What happens when you donate your body to science

AURORA, Colo. – Inside the operating room, the doctors are experts - but, have you ever thought about how they learned those delicate skills?

“Nobody wants to have a doctor practice on them so that’s what a non-transplant does,” Larissa Pohorily said.

A non-transplant is a full-body donation of a deceased person’s remains where none of the tissues will be transplanted into other living humans. They are better known as cadavers, or bodies that have been donated to science.

“You want to do something good at the end of your life and this is an option to do that,” Pohorily said.

She is the Founder and CEO of Meaningful Donation, a non-transplant body donation program in Aurora. Along with her dad, they take in bodies to match donors to doctors.

“So, we’re the middle man,” she said.

When a person dies, if they want their body donated to Meaningful Donation, they will be transported to their Aurora facility.

“We dissect the actual donor here and then we’ll freeze and we’ll find different surgeons or doctors that will need the donor for various medical trainings,” Pohorily said.

They are often contacted by University of Colorado, dentistry programs, Children’s Hospital and other medical research and training facilities in Colorado. They have also partnered with the Department of Veterans’ Affairs in Los Angeles to supply brains for a study on Alzheimer’s Disease and dementia.

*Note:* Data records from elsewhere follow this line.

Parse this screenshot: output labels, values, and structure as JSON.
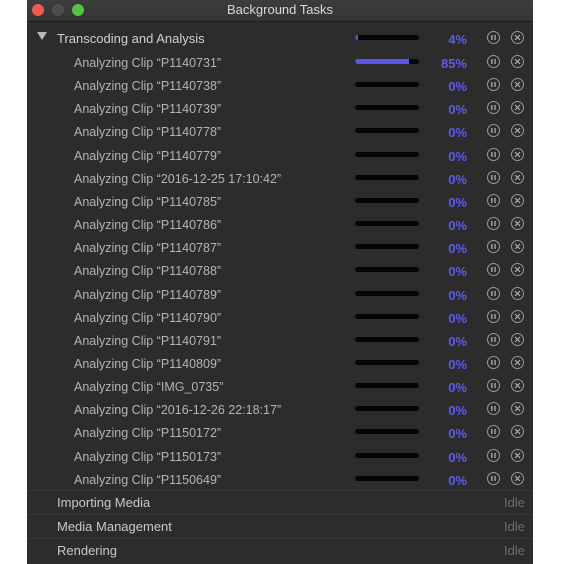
{
  "window": {
    "title": "Background Tasks"
  },
  "group": {
    "label": "Transcoding and Analysis",
    "progress_percent": 4,
    "percent_label": "4%"
  },
  "tasks": [
    {
      "label": "Analyzing Clip “P1140731”",
      "progress_percent": 85,
      "percent_label": "85%"
    },
    {
      "label": "Analyzing Clip “P1140738”",
      "progress_percent": 0,
      "percent_label": "0%"
    },
    {
      "label": "Analyzing Clip “P1140739”",
      "progress_percent": 0,
      "percent_label": "0%"
    },
    {
      "label": "Analyzing Clip “P1140778”",
      "progress_percent": 0,
      "percent_label": "0%"
    },
    {
      "label": "Analyzing Clip “P1140779”",
      "progress_percent": 0,
      "percent_label": "0%"
    },
    {
      "label": "Analyzing Clip “2016-12-25 17:10:42”",
      "progress_percent": 0,
      "percent_label": "0%"
    },
    {
      "label": "Analyzing Clip “P1140785”",
      "progress_percent": 0,
      "percent_label": "0%"
    },
    {
      "label": "Analyzing Clip “P1140786”",
      "progress_percent": 0,
      "percent_label": "0%"
    },
    {
      "label": "Analyzing Clip “P1140787”",
      "progress_percent": 0,
      "percent_label": "0%"
    },
    {
      "label": "Analyzing Clip “P1140788”",
      "progress_percent": 0,
      "percent_label": "0%"
    },
    {
      "label": "Analyzing Clip “P1140789”",
      "progress_percent": 0,
      "percent_label": "0%"
    },
    {
      "label": "Analyzing Clip “P1140790”",
      "progress_percent": 0,
      "percent_label": "0%"
    },
    {
      "label": "Analyzing Clip “P1140791”",
      "progress_percent": 0,
      "percent_label": "0%"
    },
    {
      "label": "Analyzing Clip “P1140809”",
      "progress_percent": 0,
      "percent_label": "0%"
    },
    {
      "label": "Analyzing Clip “IMG_0735”",
      "progress_percent": 0,
      "percent_label": "0%"
    },
    {
      "label": "Analyzing Clip “2016-12-26 22:18:17”",
      "progress_percent": 0,
      "percent_label": "0%"
    },
    {
      "label": "Analyzing Clip “P1150172”",
      "progress_percent": 0,
      "percent_label": "0%"
    },
    {
      "label": "Analyzing Clip “P1150173”",
      "progress_percent": 0,
      "percent_label": "0%"
    },
    {
      "label": "Analyzing Clip “P1150649”",
      "progress_percent": 0,
      "percent_label": "0%"
    }
  ],
  "sections": [
    {
      "label": "Importing Media",
      "status": "Idle"
    },
    {
      "label": "Media Management",
      "status": "Idle"
    },
    {
      "label": "Rendering",
      "status": "Idle"
    }
  ],
  "colors": {
    "progress_fill": "#5a55e8",
    "percent_text": "#5f5aee",
    "close_button": "#ee5a52",
    "zoom_button": "#58c147",
    "window_background": "#2c2c2c"
  },
  "icons": {
    "pause": "pause-circle-icon",
    "cancel": "cancel-circle-icon",
    "disclosure": "disclosure-triangle-icon"
  }
}
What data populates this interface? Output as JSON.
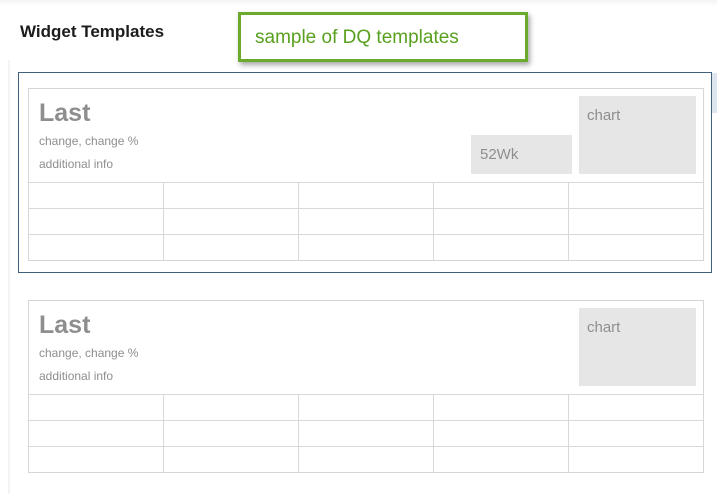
{
  "panel": {
    "title": "Widget Templates"
  },
  "callout": {
    "text": "sample of DQ templates",
    "border_color": "#6aaa2c",
    "text_color": "#59a01f"
  },
  "templates": [
    {
      "selected": true,
      "last_label": "Last",
      "change_label": "change, change %",
      "info_label": "additional info",
      "week52_label": "52Wk",
      "chart_label": "chart",
      "table": {
        "rows": 3,
        "cols": 5
      }
    },
    {
      "selected": false,
      "last_label": "Last",
      "change_label": "change, change %",
      "info_label": "additional info",
      "chart_label": "chart",
      "table": {
        "rows": 3,
        "cols": 5
      }
    }
  ],
  "colors": {
    "selected_border": "#40607e",
    "placeholder_bg": "#e6e6e6",
    "placeholder_text": "#8e8e8e"
  }
}
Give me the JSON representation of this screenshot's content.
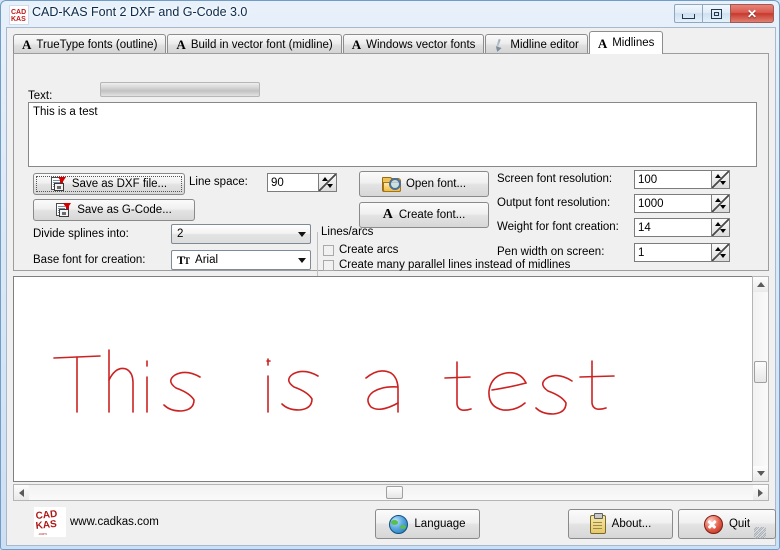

Meaningful Donations makes money by charging fees for the tissues. For example, a foot or a shoulder runs $250, while a brain costs $500-$600 to harvest and ship.

All tissues at Meaningful Donation are leased and returned to the facility to be re-used until they are no longer viable. They do not sell human tissues.

“Nobody is just purchasing a limb and keeping it,” Pohorily said.

Tissues can also be repurposed and reused several times before having to be retired, at which point Meaningful Donation cremates them. Donations can last for several years.

“It’s really about just being knowledgeable about how to really make sure that donor is going to as many trainings as possible,” Pohorily said.

In return, families are given a small cremated portion of their loved one’s rib in a keepsake urn or scattering tube. They also  get peace of mind that their friend or family member is being used to advance medical science in ways that would otherwise be impossible.

“It really is something that will affect the entire world,” she said. “One donor can train up to 30 doctors and each doctor is going to help countless people.”